Still, there's no getting around the fact she tends to panic a bit when she feels the shot land. Whatever plan she might have had goes out the window, and she either dives forward blindly looking for a clinch (the Nunes fight), rushes into range from too far away without cutting off the cage (Holm) or runs after her opponent flinging haymakers (Correia). This is a consistent reaction from her, and it has to change.
Panicking after eating a shot is bad on multiple levels. First, it drives any coherent game plan or strategic approach out of the fighter's head, something we saw clearly in the Holm fight. Second, it quickly drains the fighter's gas tank as the heart rate rises and the adrenaline takes over. Emotion, not work rate, is cardio's greatest enemy.
The solutions for that issue are probably more hard sparring and a coach who is willing to watch her closely and talk her through what's happening in those sessions.
There are a number of other things a competent coach would want to fix, and we could point to many, but these are the major issues.
This isn't an insurmountable task.
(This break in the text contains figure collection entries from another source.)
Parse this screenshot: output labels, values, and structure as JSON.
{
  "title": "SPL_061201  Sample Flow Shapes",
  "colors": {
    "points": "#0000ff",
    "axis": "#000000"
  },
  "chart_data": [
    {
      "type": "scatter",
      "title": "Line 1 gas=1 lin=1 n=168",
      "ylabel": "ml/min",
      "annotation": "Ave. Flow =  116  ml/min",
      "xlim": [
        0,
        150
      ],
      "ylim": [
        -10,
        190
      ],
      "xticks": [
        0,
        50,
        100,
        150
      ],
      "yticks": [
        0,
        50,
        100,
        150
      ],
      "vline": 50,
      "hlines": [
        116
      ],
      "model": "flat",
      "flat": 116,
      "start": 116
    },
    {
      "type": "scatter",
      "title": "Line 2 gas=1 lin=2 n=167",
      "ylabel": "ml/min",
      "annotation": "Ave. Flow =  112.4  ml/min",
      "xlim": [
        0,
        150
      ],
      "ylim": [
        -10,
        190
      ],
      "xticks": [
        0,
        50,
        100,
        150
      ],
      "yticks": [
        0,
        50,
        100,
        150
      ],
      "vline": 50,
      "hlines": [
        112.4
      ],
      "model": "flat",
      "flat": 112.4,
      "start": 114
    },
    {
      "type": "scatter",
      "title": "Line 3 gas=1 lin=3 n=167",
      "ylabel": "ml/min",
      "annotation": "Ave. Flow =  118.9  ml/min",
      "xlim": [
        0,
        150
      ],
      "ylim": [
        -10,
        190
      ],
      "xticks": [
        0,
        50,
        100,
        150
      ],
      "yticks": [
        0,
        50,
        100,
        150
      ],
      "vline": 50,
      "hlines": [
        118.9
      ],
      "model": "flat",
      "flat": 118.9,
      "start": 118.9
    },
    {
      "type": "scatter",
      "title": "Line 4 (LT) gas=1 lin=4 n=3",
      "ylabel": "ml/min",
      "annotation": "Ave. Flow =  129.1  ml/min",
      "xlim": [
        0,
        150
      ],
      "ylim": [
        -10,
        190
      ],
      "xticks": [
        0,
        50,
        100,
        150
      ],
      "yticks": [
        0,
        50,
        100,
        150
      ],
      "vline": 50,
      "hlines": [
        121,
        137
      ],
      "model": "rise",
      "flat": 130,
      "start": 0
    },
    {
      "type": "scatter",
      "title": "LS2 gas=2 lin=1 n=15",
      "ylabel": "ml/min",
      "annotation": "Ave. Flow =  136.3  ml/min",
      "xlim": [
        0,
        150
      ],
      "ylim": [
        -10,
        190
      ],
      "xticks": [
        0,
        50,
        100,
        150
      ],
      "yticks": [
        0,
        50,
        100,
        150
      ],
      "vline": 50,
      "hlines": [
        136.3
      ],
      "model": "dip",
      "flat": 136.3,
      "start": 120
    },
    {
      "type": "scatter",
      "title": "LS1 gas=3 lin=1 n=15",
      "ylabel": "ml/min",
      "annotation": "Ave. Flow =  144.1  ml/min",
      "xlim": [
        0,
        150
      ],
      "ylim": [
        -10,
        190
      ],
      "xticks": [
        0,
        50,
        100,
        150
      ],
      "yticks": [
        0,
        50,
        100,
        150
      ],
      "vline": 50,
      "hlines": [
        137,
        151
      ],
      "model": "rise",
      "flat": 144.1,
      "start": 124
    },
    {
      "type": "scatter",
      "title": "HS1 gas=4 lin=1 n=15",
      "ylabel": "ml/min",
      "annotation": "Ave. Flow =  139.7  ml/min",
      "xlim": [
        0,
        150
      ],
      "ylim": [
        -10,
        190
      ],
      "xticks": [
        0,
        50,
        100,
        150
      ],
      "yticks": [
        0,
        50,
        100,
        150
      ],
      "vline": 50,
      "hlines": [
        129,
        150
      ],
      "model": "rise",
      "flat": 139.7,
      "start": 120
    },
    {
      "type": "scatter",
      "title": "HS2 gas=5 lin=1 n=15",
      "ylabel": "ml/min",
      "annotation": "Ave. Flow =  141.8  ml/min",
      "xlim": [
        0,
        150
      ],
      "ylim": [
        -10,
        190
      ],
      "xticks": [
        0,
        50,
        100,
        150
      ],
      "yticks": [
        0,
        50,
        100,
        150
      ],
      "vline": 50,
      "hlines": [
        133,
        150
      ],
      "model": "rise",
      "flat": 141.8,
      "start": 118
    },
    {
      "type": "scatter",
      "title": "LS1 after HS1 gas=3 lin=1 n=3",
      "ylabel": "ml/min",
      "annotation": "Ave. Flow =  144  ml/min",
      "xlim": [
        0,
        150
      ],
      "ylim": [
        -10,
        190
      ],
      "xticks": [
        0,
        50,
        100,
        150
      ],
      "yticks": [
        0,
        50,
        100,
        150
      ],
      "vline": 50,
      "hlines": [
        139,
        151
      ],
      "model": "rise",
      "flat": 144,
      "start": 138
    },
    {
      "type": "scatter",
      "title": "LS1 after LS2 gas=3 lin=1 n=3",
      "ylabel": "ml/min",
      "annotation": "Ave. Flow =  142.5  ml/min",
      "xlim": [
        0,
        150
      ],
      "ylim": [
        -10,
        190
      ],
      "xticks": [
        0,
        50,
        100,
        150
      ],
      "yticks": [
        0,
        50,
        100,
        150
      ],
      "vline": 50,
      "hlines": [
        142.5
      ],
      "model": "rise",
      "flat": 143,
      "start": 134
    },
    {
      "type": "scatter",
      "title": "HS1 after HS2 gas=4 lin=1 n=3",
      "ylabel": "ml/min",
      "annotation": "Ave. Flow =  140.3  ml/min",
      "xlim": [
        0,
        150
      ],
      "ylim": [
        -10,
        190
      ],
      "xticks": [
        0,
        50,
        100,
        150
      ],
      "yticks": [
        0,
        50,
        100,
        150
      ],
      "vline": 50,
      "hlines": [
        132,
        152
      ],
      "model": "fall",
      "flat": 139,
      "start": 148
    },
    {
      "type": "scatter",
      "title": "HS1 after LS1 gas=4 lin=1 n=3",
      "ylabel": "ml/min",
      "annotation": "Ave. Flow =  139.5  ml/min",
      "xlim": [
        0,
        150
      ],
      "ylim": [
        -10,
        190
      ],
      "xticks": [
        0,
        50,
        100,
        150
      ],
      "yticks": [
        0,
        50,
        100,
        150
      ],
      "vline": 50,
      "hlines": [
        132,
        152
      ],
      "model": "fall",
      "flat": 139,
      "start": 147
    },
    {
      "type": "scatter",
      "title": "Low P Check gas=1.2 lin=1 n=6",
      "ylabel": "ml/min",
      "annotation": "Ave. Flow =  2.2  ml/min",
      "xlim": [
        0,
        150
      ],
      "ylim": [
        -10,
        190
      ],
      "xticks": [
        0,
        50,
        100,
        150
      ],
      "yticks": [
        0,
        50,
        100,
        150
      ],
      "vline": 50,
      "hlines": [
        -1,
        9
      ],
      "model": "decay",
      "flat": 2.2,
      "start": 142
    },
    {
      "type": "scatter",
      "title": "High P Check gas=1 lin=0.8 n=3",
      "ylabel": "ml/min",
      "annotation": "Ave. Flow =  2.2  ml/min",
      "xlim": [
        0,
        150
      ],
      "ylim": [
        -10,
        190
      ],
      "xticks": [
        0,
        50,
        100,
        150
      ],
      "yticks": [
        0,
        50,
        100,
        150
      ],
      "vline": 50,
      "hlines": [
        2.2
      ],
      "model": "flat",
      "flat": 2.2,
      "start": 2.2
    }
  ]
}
Rafael Cordeiro, the trainer of Dos Anjos, Fabricio Werdum, Beneil Dariush, Kelvin Gastelum, and in the past legends like Wanderlei Silva, Shogun Rua and Anderson Silva, specializes in coaching aggressive fighters. The legendary boxing trainer Freddie Roach has been talking about Rousey for years. If she leaves the greater Los Angeles area, there are many teams that would be happy to take her in.
If Rousey commits to rebuilding herself as a fighter, she can return to the top again. Whether she chooses to do so is another question entirely.